Les mastocytes sont les cellules clés dans la pathogenèse de la réaction urticarienne. Ils peuvent être activés par des allergènes exogènes, mais aussi par des auto-antigènes, on parle alors d’ urticaire auto-immune ou auto-allergique. Mais des infections chroniques, surtout dans les domaines dentaire, oto-rhino-laryngologique ou gastro-intestinal, comme Helicobacter pylori, peuvent également déclencher une urticaire chronique spontanée. Il en va de même pour l’ intolérance non allergique aux conservateurs et aux colorants dans les aliments ou aux médicaments comme les AINS. Dans environ 80% des cas, on ne parvient pas à trouver la cause réelle malgré des efforts intensifs. Il est toutefois judicieux d’ arrêter les médicaments suspects comme les analgésiques et d’ éviter d’ autres déclencheurs comme le stress.
L’ urticaire chronique spontanée n’ est pas un trouble de l’ état général. Au contraire, la qualité de vie est fortement compromise. Les personnes concernées ne se plaignent pas seulement de démangeaisons atroces, mais aussi de troubles du sommeil et de la concentration, de stigmatisation et de restriction des relations sociales. Comme il n’ existe pas de traitement causal, il ne reste que le traitement symptomatique. Les anthistaminiques constituent le traitement de base. En raison de leur effet secondaire sédatif, seuls ceux de la deuxième génération (desloratidine, loratidine, cétirizine, lévocétirizine, fexofénadine, ébastine, rupatadine) devraient être utilisés aujourd’ hui. Cela vaut également pour les femmes enceintes et les enfants. Si aucune amélioration n’ est obtenue après 2 semaines avec la posologie standard, la posologie doit être augmentée jusqu’ à 4 fois. Selon Kündig, les antihistaminiques de la première génération ne devraient plus être prescrits aujourd’ hui, et ce en raison de leur effet secondaire sédatif. En effet, celui-ci n’ entraîne pas une amélioration de la qualité du sommeil, mais même une détérioration, car les phases REM, importantes pour la récupération, sont supprimées. Pour les cas réfractaires, il existe un anticorps monoclonal contre les IgE, l’ omalizumab, qui est déjà utilisé avec succès depuis de nombreuses années pour traiter l’ asthme bronchique réfractaire. Il est également possible d’ essayer un traitement au montelukast ou à la ciclosporine A. En revanche, un traitement continu par stéroïdes n’ est pas judicieux.

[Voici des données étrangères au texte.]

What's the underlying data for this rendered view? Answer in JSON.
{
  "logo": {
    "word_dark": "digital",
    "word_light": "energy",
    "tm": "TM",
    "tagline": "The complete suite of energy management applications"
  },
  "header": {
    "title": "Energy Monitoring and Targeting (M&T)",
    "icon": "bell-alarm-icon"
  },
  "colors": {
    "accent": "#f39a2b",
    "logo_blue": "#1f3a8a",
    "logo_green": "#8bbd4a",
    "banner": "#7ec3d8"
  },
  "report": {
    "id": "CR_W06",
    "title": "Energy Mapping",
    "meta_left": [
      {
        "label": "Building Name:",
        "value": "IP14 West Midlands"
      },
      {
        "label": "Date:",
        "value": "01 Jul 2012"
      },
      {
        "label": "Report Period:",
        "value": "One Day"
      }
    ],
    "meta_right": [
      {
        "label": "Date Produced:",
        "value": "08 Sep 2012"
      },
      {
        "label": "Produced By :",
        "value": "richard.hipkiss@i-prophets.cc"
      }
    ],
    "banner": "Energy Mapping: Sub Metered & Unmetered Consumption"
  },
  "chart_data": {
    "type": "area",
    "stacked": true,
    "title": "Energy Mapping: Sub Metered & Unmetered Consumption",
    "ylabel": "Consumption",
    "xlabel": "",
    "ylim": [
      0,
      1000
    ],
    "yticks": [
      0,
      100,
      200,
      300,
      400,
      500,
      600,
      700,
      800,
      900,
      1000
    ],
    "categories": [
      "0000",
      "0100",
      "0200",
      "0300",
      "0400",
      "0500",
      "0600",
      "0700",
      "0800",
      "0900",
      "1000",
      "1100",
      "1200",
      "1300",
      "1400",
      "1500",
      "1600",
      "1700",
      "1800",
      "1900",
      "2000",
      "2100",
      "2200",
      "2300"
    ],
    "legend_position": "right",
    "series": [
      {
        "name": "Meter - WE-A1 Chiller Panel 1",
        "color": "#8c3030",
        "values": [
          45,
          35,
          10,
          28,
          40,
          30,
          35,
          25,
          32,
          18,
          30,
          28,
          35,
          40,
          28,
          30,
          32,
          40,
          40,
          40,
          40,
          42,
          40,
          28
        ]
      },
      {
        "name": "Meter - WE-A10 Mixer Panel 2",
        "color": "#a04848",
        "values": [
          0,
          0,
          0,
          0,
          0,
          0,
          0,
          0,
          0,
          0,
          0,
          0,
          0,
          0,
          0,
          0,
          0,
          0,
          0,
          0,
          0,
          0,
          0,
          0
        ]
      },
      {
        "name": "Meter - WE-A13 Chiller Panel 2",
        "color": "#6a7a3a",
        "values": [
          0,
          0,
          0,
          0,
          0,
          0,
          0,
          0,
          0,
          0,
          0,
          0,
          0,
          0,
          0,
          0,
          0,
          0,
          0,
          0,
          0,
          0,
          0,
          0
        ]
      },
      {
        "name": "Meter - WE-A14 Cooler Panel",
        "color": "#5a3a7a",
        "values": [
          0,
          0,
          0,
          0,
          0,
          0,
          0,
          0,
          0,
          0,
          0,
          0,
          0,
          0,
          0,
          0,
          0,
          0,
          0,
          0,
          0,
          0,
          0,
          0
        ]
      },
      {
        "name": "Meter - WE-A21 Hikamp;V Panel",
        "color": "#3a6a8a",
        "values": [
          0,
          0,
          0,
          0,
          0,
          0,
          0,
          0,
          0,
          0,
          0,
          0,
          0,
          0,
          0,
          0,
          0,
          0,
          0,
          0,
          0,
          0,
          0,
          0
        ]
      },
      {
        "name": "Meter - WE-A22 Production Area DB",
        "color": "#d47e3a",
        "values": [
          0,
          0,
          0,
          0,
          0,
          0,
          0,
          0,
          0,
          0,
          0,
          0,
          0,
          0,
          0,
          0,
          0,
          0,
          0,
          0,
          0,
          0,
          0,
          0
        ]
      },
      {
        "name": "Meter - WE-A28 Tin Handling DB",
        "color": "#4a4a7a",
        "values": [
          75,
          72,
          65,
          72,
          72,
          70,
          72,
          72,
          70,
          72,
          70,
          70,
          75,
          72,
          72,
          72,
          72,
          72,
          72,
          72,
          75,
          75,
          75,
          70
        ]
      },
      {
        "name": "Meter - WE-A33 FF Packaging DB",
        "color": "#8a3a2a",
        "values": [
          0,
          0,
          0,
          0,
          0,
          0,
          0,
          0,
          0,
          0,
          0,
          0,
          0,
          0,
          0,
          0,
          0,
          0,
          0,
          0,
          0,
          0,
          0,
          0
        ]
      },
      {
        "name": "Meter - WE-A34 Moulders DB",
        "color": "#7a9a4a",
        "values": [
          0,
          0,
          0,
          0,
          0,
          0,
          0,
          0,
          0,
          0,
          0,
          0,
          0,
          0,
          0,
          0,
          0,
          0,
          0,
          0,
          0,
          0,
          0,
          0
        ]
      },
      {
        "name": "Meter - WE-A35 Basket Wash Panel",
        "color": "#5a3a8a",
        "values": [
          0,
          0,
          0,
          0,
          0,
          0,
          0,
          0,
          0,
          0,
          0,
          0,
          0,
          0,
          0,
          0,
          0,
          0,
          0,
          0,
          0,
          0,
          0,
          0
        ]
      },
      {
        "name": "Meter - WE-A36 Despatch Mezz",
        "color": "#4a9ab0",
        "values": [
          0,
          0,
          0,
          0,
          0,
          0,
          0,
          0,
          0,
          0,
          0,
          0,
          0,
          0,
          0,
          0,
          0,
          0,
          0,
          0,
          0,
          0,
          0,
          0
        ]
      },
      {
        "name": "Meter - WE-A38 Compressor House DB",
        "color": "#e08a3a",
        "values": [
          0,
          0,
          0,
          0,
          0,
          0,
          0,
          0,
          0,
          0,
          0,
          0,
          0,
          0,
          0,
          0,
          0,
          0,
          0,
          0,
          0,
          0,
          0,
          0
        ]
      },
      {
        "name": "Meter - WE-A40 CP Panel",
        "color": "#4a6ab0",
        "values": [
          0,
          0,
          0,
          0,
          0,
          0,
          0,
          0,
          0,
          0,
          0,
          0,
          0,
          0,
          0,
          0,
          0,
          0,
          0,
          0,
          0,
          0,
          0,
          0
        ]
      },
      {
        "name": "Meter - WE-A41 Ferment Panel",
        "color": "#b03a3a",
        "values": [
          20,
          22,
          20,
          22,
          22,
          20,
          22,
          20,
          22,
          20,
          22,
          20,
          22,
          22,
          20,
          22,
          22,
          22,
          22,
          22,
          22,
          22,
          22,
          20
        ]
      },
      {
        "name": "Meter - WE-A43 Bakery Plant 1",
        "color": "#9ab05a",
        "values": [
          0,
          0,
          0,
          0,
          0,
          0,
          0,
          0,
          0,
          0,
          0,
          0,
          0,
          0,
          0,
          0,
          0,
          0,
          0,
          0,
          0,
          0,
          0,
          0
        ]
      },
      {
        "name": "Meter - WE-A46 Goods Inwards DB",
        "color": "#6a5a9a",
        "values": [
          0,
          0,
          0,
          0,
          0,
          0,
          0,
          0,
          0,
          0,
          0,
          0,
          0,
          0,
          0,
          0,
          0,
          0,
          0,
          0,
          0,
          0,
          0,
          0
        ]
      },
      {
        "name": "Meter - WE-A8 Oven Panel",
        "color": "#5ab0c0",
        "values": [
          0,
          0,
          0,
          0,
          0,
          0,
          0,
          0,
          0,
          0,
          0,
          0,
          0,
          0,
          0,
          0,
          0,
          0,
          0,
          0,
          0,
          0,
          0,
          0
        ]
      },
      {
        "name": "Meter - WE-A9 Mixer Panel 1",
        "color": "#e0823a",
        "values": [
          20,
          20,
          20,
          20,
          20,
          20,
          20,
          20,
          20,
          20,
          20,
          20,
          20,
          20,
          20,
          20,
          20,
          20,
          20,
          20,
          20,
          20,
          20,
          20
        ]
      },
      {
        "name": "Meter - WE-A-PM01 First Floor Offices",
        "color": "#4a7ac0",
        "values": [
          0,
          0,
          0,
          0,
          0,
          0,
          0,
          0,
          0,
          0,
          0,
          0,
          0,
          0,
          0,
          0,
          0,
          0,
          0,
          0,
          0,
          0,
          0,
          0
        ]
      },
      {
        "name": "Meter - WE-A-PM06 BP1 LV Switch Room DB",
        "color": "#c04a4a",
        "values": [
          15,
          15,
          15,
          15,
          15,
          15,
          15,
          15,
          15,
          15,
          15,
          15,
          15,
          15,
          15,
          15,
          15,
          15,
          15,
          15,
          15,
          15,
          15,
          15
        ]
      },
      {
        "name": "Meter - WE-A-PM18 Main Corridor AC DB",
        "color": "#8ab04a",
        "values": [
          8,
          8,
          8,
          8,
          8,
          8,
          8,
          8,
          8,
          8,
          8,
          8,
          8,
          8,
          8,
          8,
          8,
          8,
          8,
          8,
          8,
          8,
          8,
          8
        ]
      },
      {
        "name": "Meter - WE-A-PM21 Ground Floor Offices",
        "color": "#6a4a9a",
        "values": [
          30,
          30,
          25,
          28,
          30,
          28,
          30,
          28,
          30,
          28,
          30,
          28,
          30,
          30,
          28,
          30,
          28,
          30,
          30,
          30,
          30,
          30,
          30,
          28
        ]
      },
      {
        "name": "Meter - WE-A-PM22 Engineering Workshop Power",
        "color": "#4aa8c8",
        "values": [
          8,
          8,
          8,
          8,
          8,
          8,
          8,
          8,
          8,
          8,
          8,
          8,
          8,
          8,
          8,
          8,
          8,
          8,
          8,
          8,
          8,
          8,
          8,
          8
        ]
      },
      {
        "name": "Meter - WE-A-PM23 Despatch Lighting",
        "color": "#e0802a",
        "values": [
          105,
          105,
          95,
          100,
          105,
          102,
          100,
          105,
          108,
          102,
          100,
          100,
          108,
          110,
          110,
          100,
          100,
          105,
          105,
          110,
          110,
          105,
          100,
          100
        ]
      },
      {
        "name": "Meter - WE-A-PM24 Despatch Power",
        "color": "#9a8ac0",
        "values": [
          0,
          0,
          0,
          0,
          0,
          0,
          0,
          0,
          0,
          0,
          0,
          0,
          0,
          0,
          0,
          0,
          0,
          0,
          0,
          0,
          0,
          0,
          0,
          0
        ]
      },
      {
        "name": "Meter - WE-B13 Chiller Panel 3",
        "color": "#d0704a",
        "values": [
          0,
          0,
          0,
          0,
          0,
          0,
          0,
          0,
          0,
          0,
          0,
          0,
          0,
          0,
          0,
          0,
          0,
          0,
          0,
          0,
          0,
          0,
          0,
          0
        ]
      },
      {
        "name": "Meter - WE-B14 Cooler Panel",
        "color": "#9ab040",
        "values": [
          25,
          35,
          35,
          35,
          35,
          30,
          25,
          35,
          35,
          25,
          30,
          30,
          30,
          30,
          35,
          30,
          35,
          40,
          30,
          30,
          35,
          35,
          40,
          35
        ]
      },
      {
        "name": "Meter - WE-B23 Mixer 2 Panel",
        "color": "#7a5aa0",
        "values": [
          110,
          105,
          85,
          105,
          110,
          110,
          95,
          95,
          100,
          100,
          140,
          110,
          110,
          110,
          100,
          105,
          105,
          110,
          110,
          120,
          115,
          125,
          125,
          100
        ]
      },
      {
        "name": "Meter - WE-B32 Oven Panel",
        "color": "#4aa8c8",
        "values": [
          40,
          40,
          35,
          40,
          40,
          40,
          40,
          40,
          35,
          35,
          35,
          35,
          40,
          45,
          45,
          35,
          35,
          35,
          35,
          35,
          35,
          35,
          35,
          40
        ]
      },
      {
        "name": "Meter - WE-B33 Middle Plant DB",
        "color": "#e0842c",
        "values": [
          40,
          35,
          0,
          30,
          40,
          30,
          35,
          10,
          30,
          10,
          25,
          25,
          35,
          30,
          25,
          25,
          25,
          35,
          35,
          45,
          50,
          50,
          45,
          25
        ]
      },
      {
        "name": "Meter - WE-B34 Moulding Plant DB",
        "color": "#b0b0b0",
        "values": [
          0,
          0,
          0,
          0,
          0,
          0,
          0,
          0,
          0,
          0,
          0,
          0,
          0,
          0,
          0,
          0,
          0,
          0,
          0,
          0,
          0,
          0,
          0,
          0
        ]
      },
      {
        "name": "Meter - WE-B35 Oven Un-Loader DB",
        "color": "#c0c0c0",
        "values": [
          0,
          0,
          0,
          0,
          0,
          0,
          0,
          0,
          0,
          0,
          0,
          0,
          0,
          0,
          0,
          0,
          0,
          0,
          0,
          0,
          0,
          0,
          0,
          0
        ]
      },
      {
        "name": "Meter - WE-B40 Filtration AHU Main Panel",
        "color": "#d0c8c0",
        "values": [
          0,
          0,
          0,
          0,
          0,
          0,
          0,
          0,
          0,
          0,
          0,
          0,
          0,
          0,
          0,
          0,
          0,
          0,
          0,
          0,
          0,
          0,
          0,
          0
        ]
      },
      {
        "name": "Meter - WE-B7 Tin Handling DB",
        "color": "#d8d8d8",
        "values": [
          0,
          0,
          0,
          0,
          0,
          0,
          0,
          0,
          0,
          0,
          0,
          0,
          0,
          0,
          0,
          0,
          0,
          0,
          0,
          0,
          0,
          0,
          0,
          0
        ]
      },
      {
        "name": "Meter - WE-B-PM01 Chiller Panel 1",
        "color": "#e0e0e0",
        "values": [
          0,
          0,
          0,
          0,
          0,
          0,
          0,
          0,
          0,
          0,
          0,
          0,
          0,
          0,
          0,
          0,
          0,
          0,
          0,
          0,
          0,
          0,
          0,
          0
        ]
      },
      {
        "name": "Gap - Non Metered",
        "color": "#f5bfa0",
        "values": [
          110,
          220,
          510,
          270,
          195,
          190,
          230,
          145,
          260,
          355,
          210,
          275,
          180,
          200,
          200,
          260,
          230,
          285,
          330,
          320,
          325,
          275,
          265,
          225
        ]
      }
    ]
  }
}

Chez les patients souffrant de fortes démangeaisons sans cause, il est recommandé d’ administrer un anticonvulsivant comme la gabapentine ou la prégabaline et/ou un antidépresseur. La capsaïcine, un alcaloïde présent dans différentes espèces de piments, et le polidocanol, un anesthésique local, sont des agents thérapeutiques topiques disponibles.